Colton Cowser still has the text, and for a while that was probably the safest way for the Orioles to reach him.
The phone call that was supposed to kick off his draft night came from a Houston number, and Cowser didn’t pick up. He was expecting a Baltimore area code, not another one of the spam calls that hit his phone all day. So he let it go, showed the number to a friend, and got the same advice back: don’t answer it.
By then, Orioles executive vice president Mike Elias had already tried to deliver the news that Baltimore was taking the Sam Houston State outfielder with the No. 5 pick in the 2021 draft. Elias ended up sending a text, introducing himself and asking Cowser to “a buzz.”
Cowser laughed about it yesterday, holding up his phone and pointing to the draft-night text, another message about an option, and a playoff celebration photo. That’s the full Elias archive.
“I was told the Baltimore Orioles were drafting me, so I was like anticipating a Baltimore area code phone number,” Cowser recalled yesterday. “Instead I got a Houston one, and I was like, well, I’m not gonna answer.
I get so many Houston calls because my area code is Houston. I get so many spam calls a day.
“I showed my friend, and he’s like, ‘Don’t answer that.’ So I was just like, ‘I’m not gonna answer that.’”
The joke is easy now. At the time, Cowser had no clue Baltimore was about to call his name.
He said he didn’t really know where he was headed until pick three, when his agent texted him that the Orioles were drafting him. Before that, there had been no Zoom call, no real back-and-forth with the club.
Baltimore did bring him in for a pre-draft workout about 10 days earlier, and that visit gave him a chance to meet Elias and a couple of scouts.
“It went well, and here we are,” Cowser said.
The night itself turned into a family-and-friends gathering, with one extra layer of draft-day weirdness. Cowser celebrated alongside pitcher Ty Madden, his high school teammate, who was selected 32nd by the Tigers out of the University of Texas.
“He was actually supposed to get picked before me and ended up going after me,” Cowser said. “We did a little draft party together.
We went to high school together. Had some of our high school friends, college friends from both schools, and both our families, so that was cool.”

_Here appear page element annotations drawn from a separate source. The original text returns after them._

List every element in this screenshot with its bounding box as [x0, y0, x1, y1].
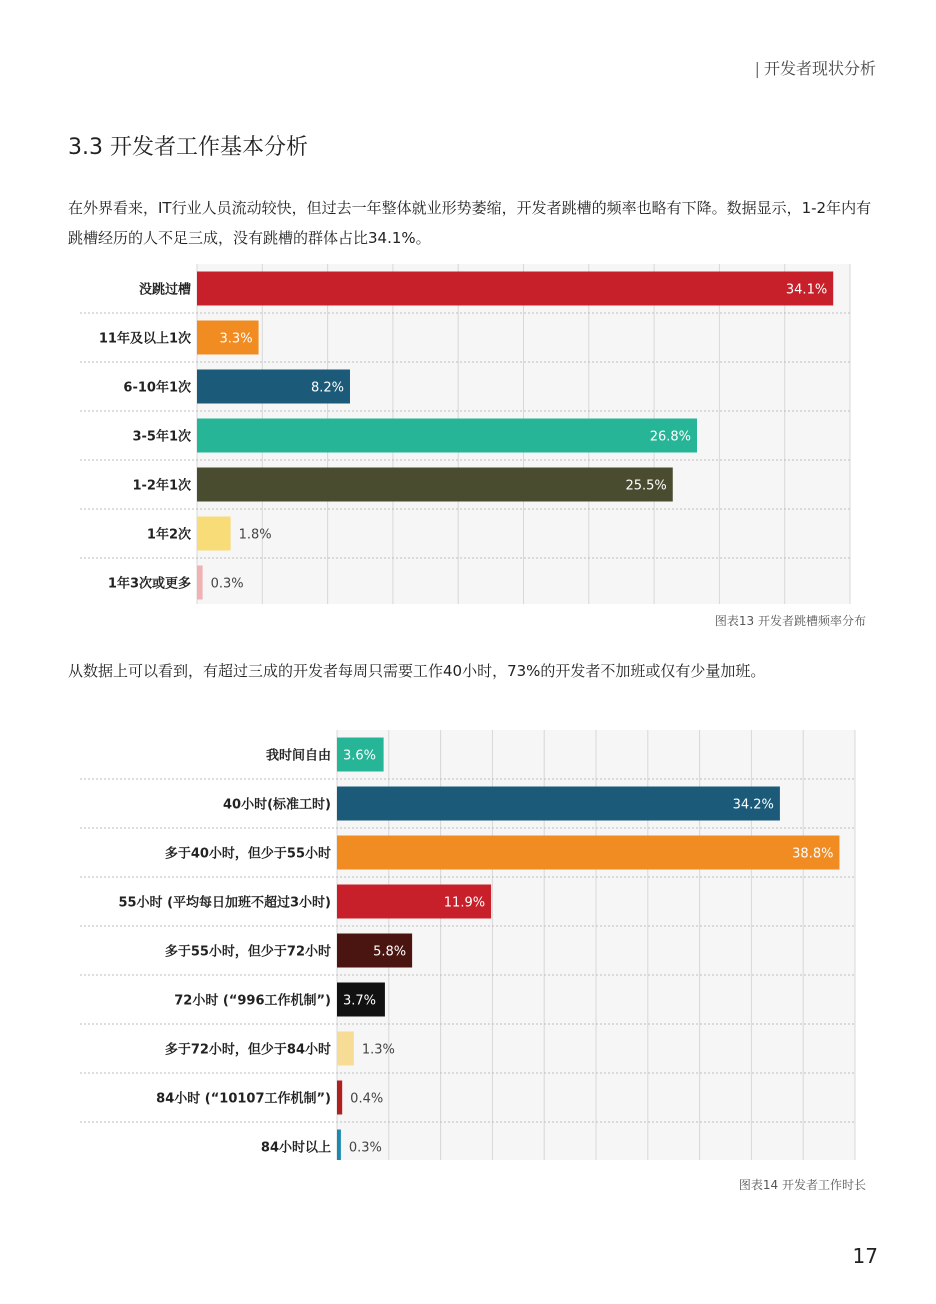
category-label: 84小时 (“10107工作机制”)	[156, 1091, 331, 1107]
value-label: 11.9%	[443, 895, 486, 911]
category-label: 1年2次	[146, 527, 191, 543]
bar-2	[337, 787, 780, 821]
category-label: 6-10年1次	[123, 380, 191, 396]
chart-caption-13: 图表13 开发者跳槽频率分布	[714, 614, 866, 628]
value-label: 25.5%	[625, 478, 667, 494]
bar-4	[197, 419, 697, 453]
category-label: 11年及以上1次	[98, 331, 191, 347]
value-label: 38.8%	[792, 846, 834, 862]
bar-1	[197, 272, 833, 306]
value-label: 0.3%	[210, 576, 244, 592]
value-label: 1.3%	[361, 1042, 395, 1058]
bar-6	[197, 517, 231, 551]
bar-9	[337, 1130, 341, 1161]
category-label: 1-2年1次	[132, 478, 191, 494]
job-hopping-chart	[0, 264, 936, 604]
category-label: 我时间自由	[265, 748, 331, 764]
category-label: 72小时 (“996工作机制”)	[174, 993, 331, 1009]
header-section-text: 开发者现状分析	[763, 59, 876, 78]
category-label: 没跳过槽	[138, 282, 191, 298]
bar-3	[337, 836, 839, 870]
header-divider: |	[754, 59, 760, 78]
value-label: 5.8%	[373, 944, 407, 960]
bar-7	[197, 566, 203, 600]
value-label: 34.1%	[785, 282, 828, 298]
category-label: 多于72小时，但少于84小时	[164, 1042, 331, 1058]
category-label: 3-5年1次	[132, 429, 191, 445]
category-label: 40小时(标准工时)	[223, 797, 331, 813]
bar-7	[337, 1032, 354, 1066]
bar-5	[197, 468, 673, 502]
bar-8	[337, 1081, 342, 1115]
paragraph-job-hopping: 在外界看来，IT行业人员流动较快，但过去一年整体就业形势萎缩，开发者跳槽的频率也略有下降。数据显示，1-2年内有跳槽经历的人不足三成，没有跳槽的群体占比34.1%。	[68, 199, 872, 247]
category-label: 84小时以上	[260, 1140, 331, 1156]
category-label: 1年3次或更多	[107, 576, 191, 592]
value-label: 3.6%	[343, 748, 377, 764]
category-label: 多于40小时，但少于55小时	[164, 846, 331, 862]
category-label: 55小时 (平均每日加班不超过3小时)	[118, 895, 331, 911]
value-label: 3.7%	[343, 993, 377, 1009]
section-title: 3.3 开发者工作基本分析	[68, 135, 308, 160]
value-label: 26.8%	[649, 429, 692, 445]
category-label: 多于55小时，但少于72小时	[164, 944, 331, 960]
page-number: 17	[852, 1244, 878, 1268]
working-hours-chart	[0, 730, 936, 1160]
value-label: 0.4%	[350, 1091, 384, 1107]
value-label: 1.8%	[238, 527, 272, 543]
value-label: 3.3%	[219, 331, 253, 347]
value-label: 8.2%	[310, 380, 344, 396]
value-label: 0.3%	[348, 1140, 382, 1156]
chart-caption-14: 图表14 开发者工作时长	[738, 1178, 866, 1192]
value-label: 34.2%	[732, 797, 774, 813]
paragraph-working-hours: 从数据上可以看到，有超过三成的开发者每周只需要工作40小时，73%的开发者不加班或仅有少量加班。	[68, 662, 766, 680]
header-section-label	[755, 56, 876, 79]
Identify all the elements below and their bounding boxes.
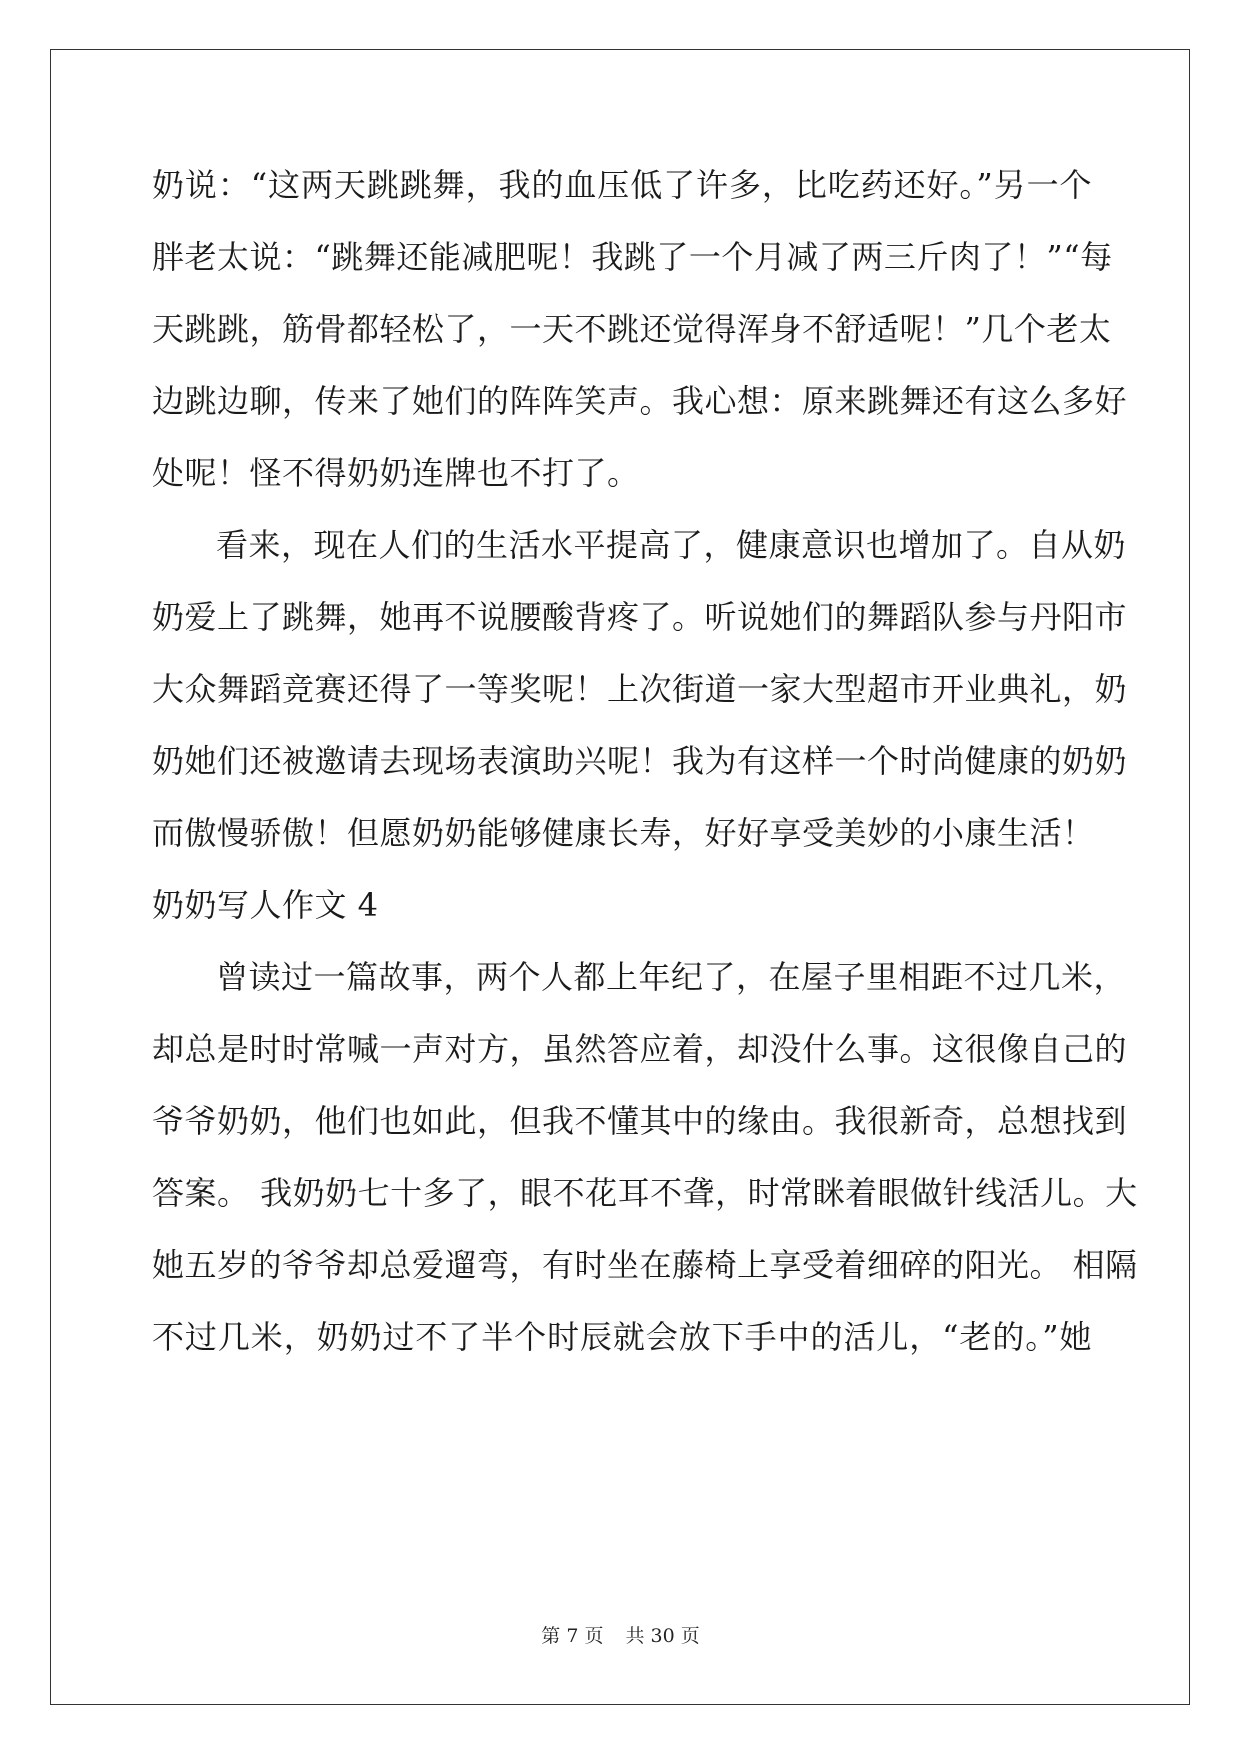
text-line: 看来，现在人们的生活水平提高了，健康意识也增加了。自从奶 (216, 526, 1127, 564)
text-line: 却总是时时常喊一声对方，虽然答应着，却没什么事。这很像自己的 (152, 1030, 1128, 1068)
page-number: 第 7 页 (541, 1625, 604, 1647)
text-line: 处呢！怪不得奶奶连牌也不打了。 (152, 454, 640, 492)
text-line: 天跳跳，筋骨都轻松了，一天不跳还觉得浑身不舒适呢！”几个老太 (152, 310, 1112, 348)
text-line: 爷爷奶奶，他们也如此，但我不懂其中的缘由。我很新奇，总想找到 (152, 1102, 1128, 1140)
text-line: 曾读过一篇故事，两个人都上年纪了，在屋子里相距不过几米， (216, 958, 1127, 996)
text-line: 而傲慢骄傲！但愿奶奶能够健康长寿，好好享受美妙的小康生活！ (152, 814, 1095, 852)
text-line: 她五岁的爷爷却总爱遛弯，有时坐在藤椅上享受着细碎的阳光。 相隔 (152, 1246, 1138, 1284)
text-line: 不过几米，奶奶过不了半个时辰就会放下手中的活儿，“老的。”她 (152, 1318, 1092, 1356)
text-line: 胖老太说：“跳舞还能减肥呢！我跳了一个月减了两三斤肉了！”“每 (152, 238, 1113, 276)
text-line: 答案。 我奶奶七十多了，眼不花耳不聋，时常眯着眼做针线活儿。大 (152, 1174, 1138, 1212)
page-border (50, 49, 1190, 1705)
text-line: 奶爱上了跳舞，她再不说腰酸背疼了。听说她们的舞蹈队参与丹阳市 (152, 598, 1128, 636)
section-title: 奶奶写人作文 4 (152, 886, 379, 924)
text-line: 边跳边聊，传来了她们的阵阵笑声。我心想：原来跳舞还有这么多好 (152, 382, 1128, 420)
text-line: 奶她们还被邀请去现场表演助兴呢！我为有这样一个时尚健康的奶奶 (152, 742, 1128, 780)
page-footer (0, 1624, 1241, 1648)
text-line: 奶说：“这两天跳跳舞，我的血压低了许多，比吃药还好。”另一个 (152, 166, 1092, 204)
text-line: 大众舞蹈竞赛还得了一等奖呢！上次街道一家大型超市开业典礼，奶 (152, 670, 1128, 708)
page-total: 共 30 页 (625, 1625, 700, 1647)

Cowser said he doesn’t rub it in.
“It was a long night because for whatever reason he ended up dropping in the draft,” Cowser said. “Really cool night, though.”
The Orioles’ selection of Cowser fit the range many expected. He was projected to go somewhere between picks 10 and 16, but the pre-draft interest started to narrow the gap. He worked out with the Royals, who held the seventh pick, and the Diamondbacks at No. 6 also reached out.
“So all of a sudden, picks five, six and seven reached out, and my agent was like, if something were to happen, you’d be under slot there,” Cowser said. “And that’s what happened.”
Even now, the draft still pops into his head when the anniversary rolls around. The buildup before it? Not so much.
“I just feel like there’s so much going on in the present day,” he said. “I think when draft day comes around, like yeah, I think about when I got drafted, but I don’t think really leading up to it.
It’s more so just a little blimp on the radar of, like, ‘Oh, today’s draft day. I remember when that happened.’
But I’d say only really on the specific day rather than what leads up to it.
“It was awesome, dream come true. It was one of those things that the anticipation, the buildup, the whole prior year and couple years leading up to that, and being able to almost like breathe a little bit after getting drafted, and then realizing, OK, now it’s come to get going, this was a really good feeling. I don’t really think there’s anything that you can emulate in your life to describe it.”
And even with the spoiler from his agent, Cowser said the moment still landed.
“I think it was cool to know,” he said. “But I definitely missed Mike’s phone call.”